Looking for an efficient mode filter in GLSL

2
votes

I would like to implement an image filter called a Mode Filter in GLSL for use in a WebGL application. A mode filter computes the mode (most frequent) value from the surrounding pixels and if there is a single value that is most frequent, sets the pixel colour to the mode, otherwise leaves it unchanged. The surrounding pixels is determined by the kernel size, typically being 9 or 25 pixels centred on the pixel in question.

I am a real beginner with shaders, GLSL and the intricacies of achieving performance and my current implementation seems to be particularly bad. I'm looking for some help finding a more efficient approach.

I put my current shader into shader toy at https://www.shadertoy.com/view/wsVSWw, I get under 10 fps! Note you need to select something for iChannel0 to see the effect.

Edit

I converted a counting sort algorithm to GLSL and grabbed a loop from a median filter, result is 30fps now, new version at https://www.shadertoy.com/view/tsVSDm

In my particular case, I'm working with a grayscale photo so I've only bothered with the red channel.

Here is shader as implemented for webgl, it has minor differences from the shadertoy version (for instance texture2D() instead of texture()):

    precision mediump float;
    varying vec2 v_coord;
    uniform sampler2D u_texture;
    uniform vec2 imageResolution;

    int histogram[256];

    void main() {

        vec2 pos = vec2(v_coord.x, 1.0 - v_coord.y);
        vec4 outColor = texture2D(u_texture, pos);

        gl_FragColor = outColor;

        /* the mode filter does not apply to semi-transparent pixels
           for performance reasons, we would need to mix pixels based
           on alpha to get the effective color for the mode calculation
           then remix to get the correct color with the current pixel's
           alpha.  This is both hairy and would add processing time
        */
        if (outColor.a < 1.0) {
            return;            
        }

        vec2 onePixel = vec2(1) / imageResolution;

        for (int i = 0; i<256; i++) {
            histogram[i] = 0;
        }

        int maxValue = 0;
        int offset = int(float(${kernelSize})/2.0);
        for (int yy = 0; yy < ${kernelSize}; yy ++) {
            for (int xx = 0; xx < ${kernelSize}; xx ++) {
                vec2 samplePos = pos + vec2(yy - offset, xx - offset) * onePixel;
                vec4 color = texture2D(u_texture, samplePos);
                if (color.a == 1.0) {
                    int red = int(color.r * 255.0);
                    for (int i = 0; i<256; i++) {
                        if (i == red) {
                            histogram[i]++;
                            maxValue = int(max(float(maxValue), float(histogram[i])));
                        }
                    }
                }
            }
        }

        /* the number of values that have the maximum mode value */
        int numModes = 0;

        /* the colour (index) of the maximum node value */
        int modeValue = 0;

        for (int i = 0; i<256; i++) {
            if (histogram[i] == maxValue) {
                numModes++;
                modeValue = i;
            }
        }

        if (numModes == 1) {
            outColor.r = float(modeValue) / 255.0;
        }

        outColor.g = outColor.r;
        outColor.b = outColor.r;

        gl_FragColor = outColor;
    }
1
glslwebglshader

1 Answers

0
votes

This is actually a really interesting problem.
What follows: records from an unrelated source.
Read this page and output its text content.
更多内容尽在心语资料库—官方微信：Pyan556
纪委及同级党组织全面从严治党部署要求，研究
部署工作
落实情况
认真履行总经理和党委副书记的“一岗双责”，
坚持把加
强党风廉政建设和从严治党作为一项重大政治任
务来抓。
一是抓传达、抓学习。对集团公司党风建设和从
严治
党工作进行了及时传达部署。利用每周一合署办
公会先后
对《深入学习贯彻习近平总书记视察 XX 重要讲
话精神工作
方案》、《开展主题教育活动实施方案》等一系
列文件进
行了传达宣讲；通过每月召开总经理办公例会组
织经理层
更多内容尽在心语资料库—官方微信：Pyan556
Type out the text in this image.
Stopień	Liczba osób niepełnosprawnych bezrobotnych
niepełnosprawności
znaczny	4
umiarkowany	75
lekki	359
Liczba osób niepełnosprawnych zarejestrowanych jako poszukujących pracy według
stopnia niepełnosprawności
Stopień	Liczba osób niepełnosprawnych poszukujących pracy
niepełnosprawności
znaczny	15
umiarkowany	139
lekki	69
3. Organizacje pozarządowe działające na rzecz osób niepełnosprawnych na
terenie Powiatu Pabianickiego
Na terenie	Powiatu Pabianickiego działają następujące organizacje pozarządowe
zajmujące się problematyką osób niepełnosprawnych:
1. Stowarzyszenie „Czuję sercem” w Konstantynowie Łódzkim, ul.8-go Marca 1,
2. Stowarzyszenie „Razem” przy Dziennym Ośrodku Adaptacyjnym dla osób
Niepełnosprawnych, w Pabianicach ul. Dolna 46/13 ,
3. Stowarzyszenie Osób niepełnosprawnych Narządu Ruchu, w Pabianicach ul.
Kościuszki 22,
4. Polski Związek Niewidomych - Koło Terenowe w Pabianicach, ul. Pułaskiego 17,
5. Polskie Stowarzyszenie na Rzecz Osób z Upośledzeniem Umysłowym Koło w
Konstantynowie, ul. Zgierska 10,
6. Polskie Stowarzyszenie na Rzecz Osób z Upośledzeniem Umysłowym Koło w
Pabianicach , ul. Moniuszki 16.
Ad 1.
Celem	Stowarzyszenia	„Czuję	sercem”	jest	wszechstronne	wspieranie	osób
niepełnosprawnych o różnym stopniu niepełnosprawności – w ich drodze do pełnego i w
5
The usual way to make these types of things faster is to use multiple passes. Instead of invoking a 3x3 kernel, you would first apply a 3x1 kernel then apply a 1x3 kernel to the result.

However a mode filter is not separable. I just now came up with a case where it would break down:

151
555
151

The middle pixel should become 5 but if you break it down into a h+v pass the result would be 1.

Having said that, I still think a multi-pass solution would help, if you can come up with one. For example, you could write the mode value into the RED channel and its count into the GREEN channel. This would let you combine multiple small-kernel passes to effectively achieve a large kernel size, although I think it would suffer from occasional errors, similar to my above example. To fight the errors maybe you could write the "second-most" mode value/count into BLUE and ALPHA.